Decoding brain signals into speech

Written by
Princeton Research Virtual Days
June 5, 2020


Watch the video where Theodor Marcu '20 presents on decoding brain signals into speech: Steps towards universal brain-machine interfaces.


Brain-computer interfaces are one of humanity's most ambitious goals. This technology promises to augment our cognitive and physical abilities by allowing us to control devices and communicate with others more easily. Companies like Elon Musk's Neuralink and Facebook's Ctrl-Mind are already working on technology that could be transformed into products we use day-to-day.


However, the prospect of connecting your iPhone to your stream of thoughts is still far away. In the meantime, there is one area of research that shows a lot of promise and could soon help people suffering from motor speech disorders or neurodegenerative illnesses. Using state-of-the-art deep learning techniques we are able to decode brain signals into speech in real-time. These improvements promise to help patients by bringing their rate of speech transmission closer to that of natural speech (150 words per minute), compared to 10 words per minute for the current generation of assistive technologies.
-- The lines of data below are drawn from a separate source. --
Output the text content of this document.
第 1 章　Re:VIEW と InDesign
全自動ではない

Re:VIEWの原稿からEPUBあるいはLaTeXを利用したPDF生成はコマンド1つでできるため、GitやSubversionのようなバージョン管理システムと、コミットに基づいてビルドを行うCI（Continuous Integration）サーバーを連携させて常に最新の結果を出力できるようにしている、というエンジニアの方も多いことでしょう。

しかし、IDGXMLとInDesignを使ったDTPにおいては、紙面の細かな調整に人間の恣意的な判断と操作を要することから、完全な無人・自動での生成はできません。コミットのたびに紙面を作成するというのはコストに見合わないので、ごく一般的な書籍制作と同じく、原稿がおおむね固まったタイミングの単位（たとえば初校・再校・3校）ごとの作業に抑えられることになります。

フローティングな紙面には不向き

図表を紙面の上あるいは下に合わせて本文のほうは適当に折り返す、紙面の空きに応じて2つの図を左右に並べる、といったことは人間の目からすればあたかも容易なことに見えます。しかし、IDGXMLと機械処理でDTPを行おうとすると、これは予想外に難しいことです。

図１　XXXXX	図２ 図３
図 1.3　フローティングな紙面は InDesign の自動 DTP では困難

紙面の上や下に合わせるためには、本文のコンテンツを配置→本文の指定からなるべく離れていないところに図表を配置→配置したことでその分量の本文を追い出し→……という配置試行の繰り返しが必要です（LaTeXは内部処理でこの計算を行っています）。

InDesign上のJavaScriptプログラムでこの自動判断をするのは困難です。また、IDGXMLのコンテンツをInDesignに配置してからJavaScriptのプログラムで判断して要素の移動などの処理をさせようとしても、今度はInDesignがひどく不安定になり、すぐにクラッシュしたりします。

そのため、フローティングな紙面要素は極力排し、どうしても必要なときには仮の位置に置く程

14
Our research is a big step towards creating the first devices that can be used with real patients. This is because we rely on data from 45 patients who were monitored and recorded for an entire week, which is more than any previous work done in this area. In the context of universal brain-computer interfaces, we hope that the results from our work will provide an important step towards not only better assistive technologies, but also more research in the field.


Theodor Marcu is advised by Brian Kernighan, Professor of Computer Science; Uri Hasson, Professor of Psychology and Neuroscience; Karthik Narasimhan, Assistant Professor of Computer Science.